Idempotency: webhook deduplication
RelayFlow ensures that duplicate webhook deliveries do not create duplicate side effects. Each event gets an idempotency key combining provider, event type, and external ID:
const idempotencyKey = `${provider}:${eventType}:${externalId}`;
Before processing, the handler checks if this key has been seen. If it has, the event is acknowledged without re-executing. This is critical for webhook-based integrations where providers retry on timeout — a single Stripe checkout.session.completed event might arrive three times if the first acknowledgment was slow.
The connection
None of these patterns exist in isolation. The Observer pattern enables the Strategy pattern — plugins register hooks (Observer) that provide domain-specific implementations (Strategy). The State Machine uses the Template Method for each state's entry/exit actions. The data structures underpin the algorithms — exponential backoff needs a counter, deduplication needs a Map, dependency resolution needs a graph.
The value of naming these patterns is not academic.
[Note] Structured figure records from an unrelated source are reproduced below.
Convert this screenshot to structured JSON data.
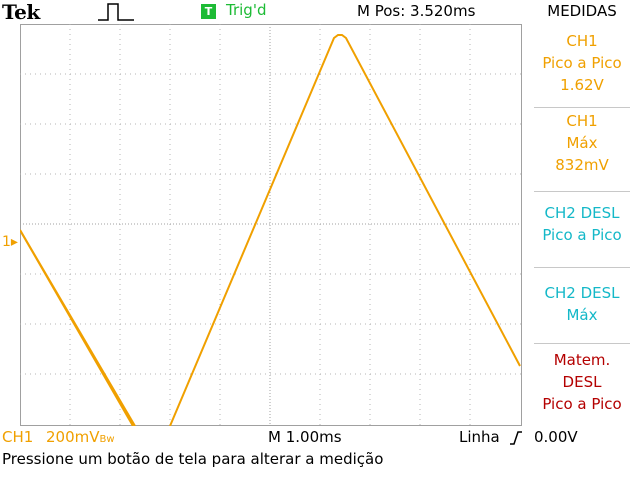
{
  "header": {
    "brand": "Tek",
    "trigger_badge": "T",
    "trigger_status": "Trig'd",
    "horizontal_position": "M Pos: 3.520ms",
    "measure_title": "MEDIDAS"
  },
  "screen": {
    "channel_marker": "1▸"
  },
  "measurements": [
    {
      "line1": "CH1",
      "line2": "Pico a Pico",
      "line3": "1.62V",
      "color": "#f0a000"
    },
    {
      "line1": "CH1",
      "line2": "Máx",
      "line3": "832mV",
      "color": "#f0a000"
    },
    {
      "line1": "CH2 DESL",
      "line2": "Pico a Pico",
      "color": "#14b8c8"
    },
    {
      "line1": "CH2 DESL",
      "line2": "Máx",
      "color": "#14b8c8"
    },
    {
      "line1": "Matem.",
      "line2": "DESL",
      "line3": "Pico a Pico",
      "color": "#b40000"
    }
  ],
  "footer": {
    "channel": "CH1",
    "volts_per_div": "200mV",
    "bandwidth_limit": "Bw",
    "time_per_div": "M 1.00ms",
    "trigger_source": "Linha",
    "trigger_level": "0.00V",
    "status_message": "Pressione um botão de tela para alterar a medição"
  },
  "colors": {
    "ch1": "#f0a000",
    "ch2": "#14b8c8",
    "math": "#b40000",
    "trig": "#1dbb35"
  }
}
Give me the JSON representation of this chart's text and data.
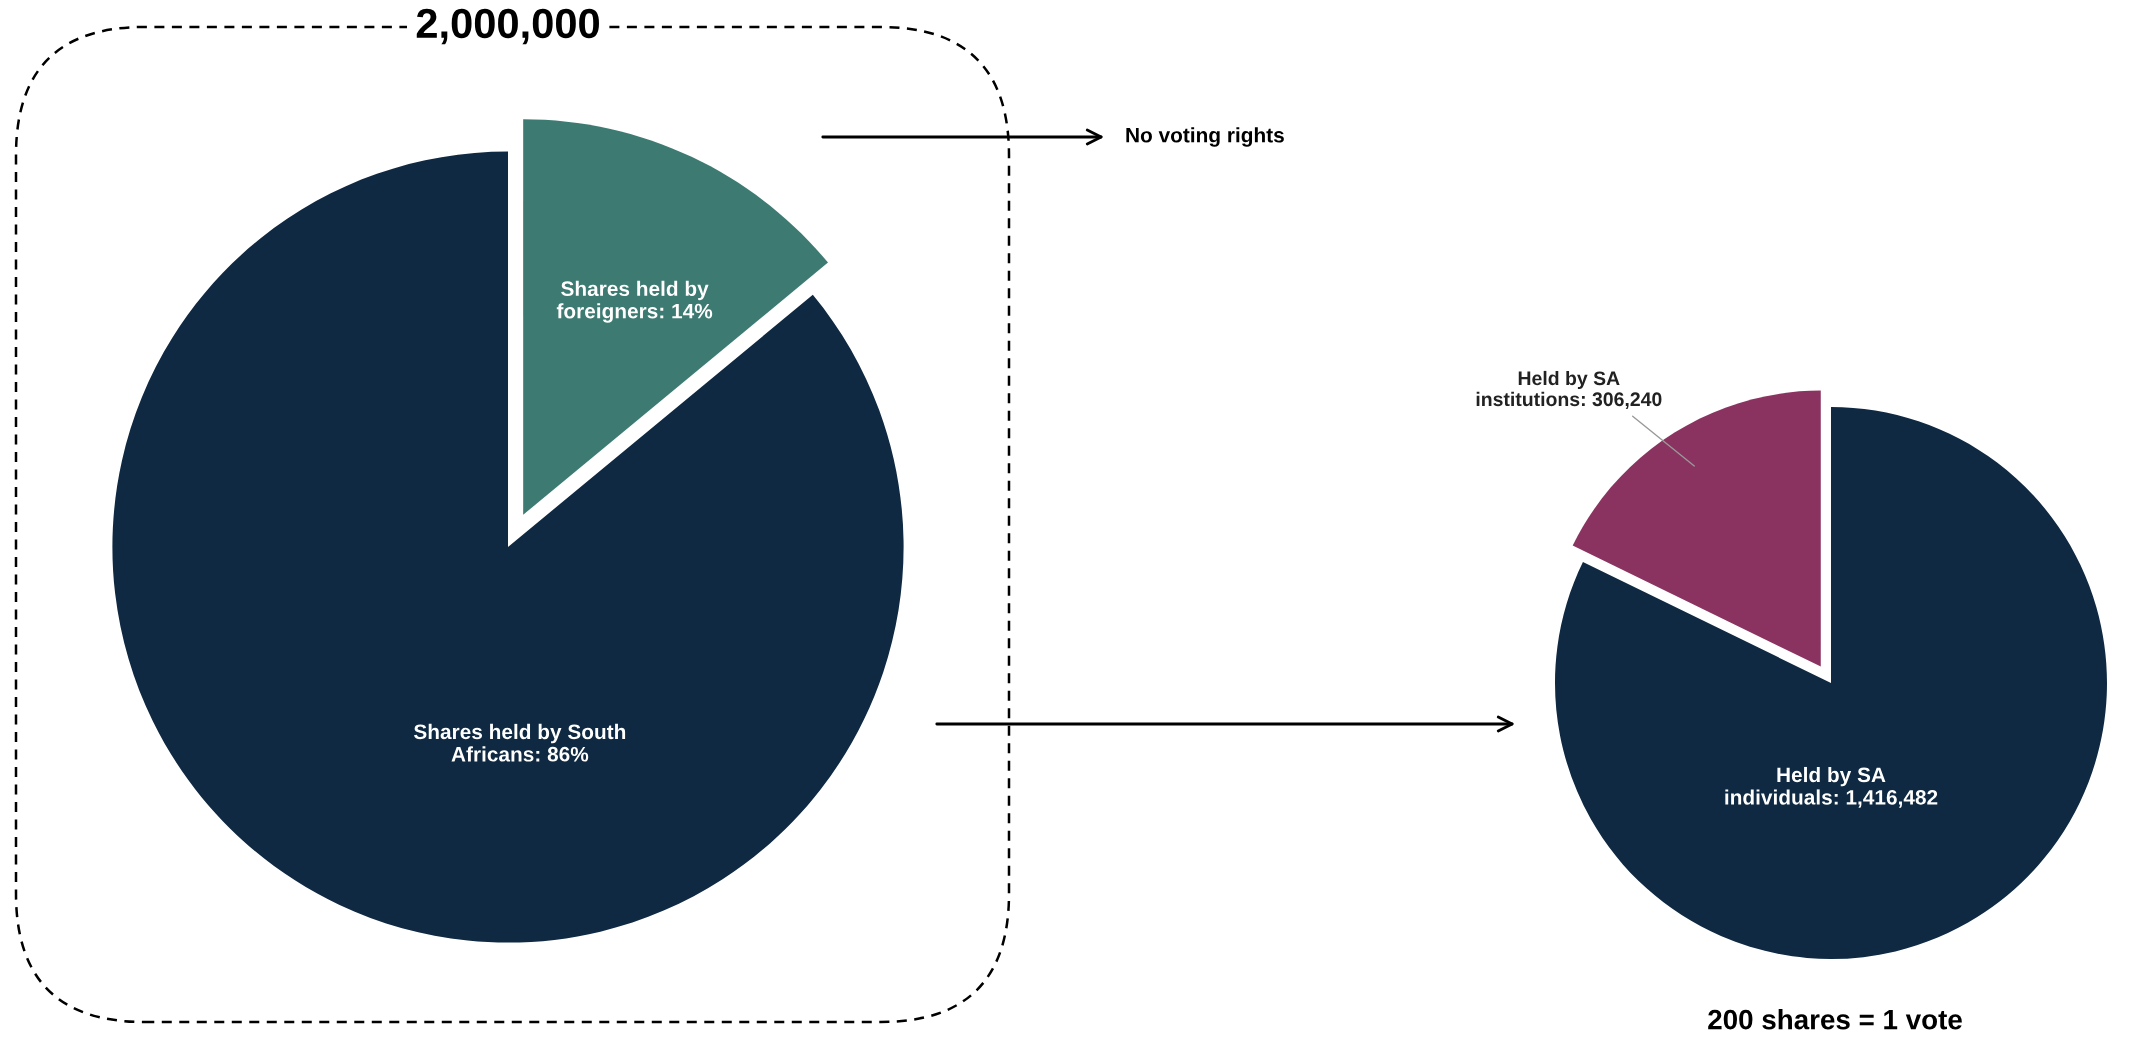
{
  "chart_data": [
    {
      "type": "pie",
      "title": "2,000,000",
      "categories": [
        "Shares held by\nforeigners",
        "Shares held by South\nAfricans"
      ],
      "values": [
        14,
        86
      ],
      "value_labels": [
        "14%",
        "86%"
      ],
      "colors": [
        "#3d7a72",
        "#0f2942"
      ],
      "annotations": [
        "No voting rights"
      ]
    },
    {
      "type": "pie",
      "categories": [
        "Held by SA\nindividuals",
        "Held by SA\ninstitutions"
      ],
      "values": [
        1416482,
        306240
      ],
      "value_labels": [
        "1,416,482",
        "306,240"
      ],
      "colors": [
        "#0f2942",
        "#8b3360"
      ],
      "annotations": [
        "200 shares = 1 vote"
      ]
    }
  ]
}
It is communicative. When a new contributor joins the project and I say "the plugin system uses Strategy with an Observer-based event bus," they know the architecture before reading a single line of code. When I say "we use stale-while-revalidate with webhook-driven invalidation," they know the caching behavior without tracing through the implementation.
Formal software engineering vocabulary exists so that engineers can communicate precisely about complex systems. Every pattern in this post was in production before I named it. Naming it made it easier to discuss, document, and extend.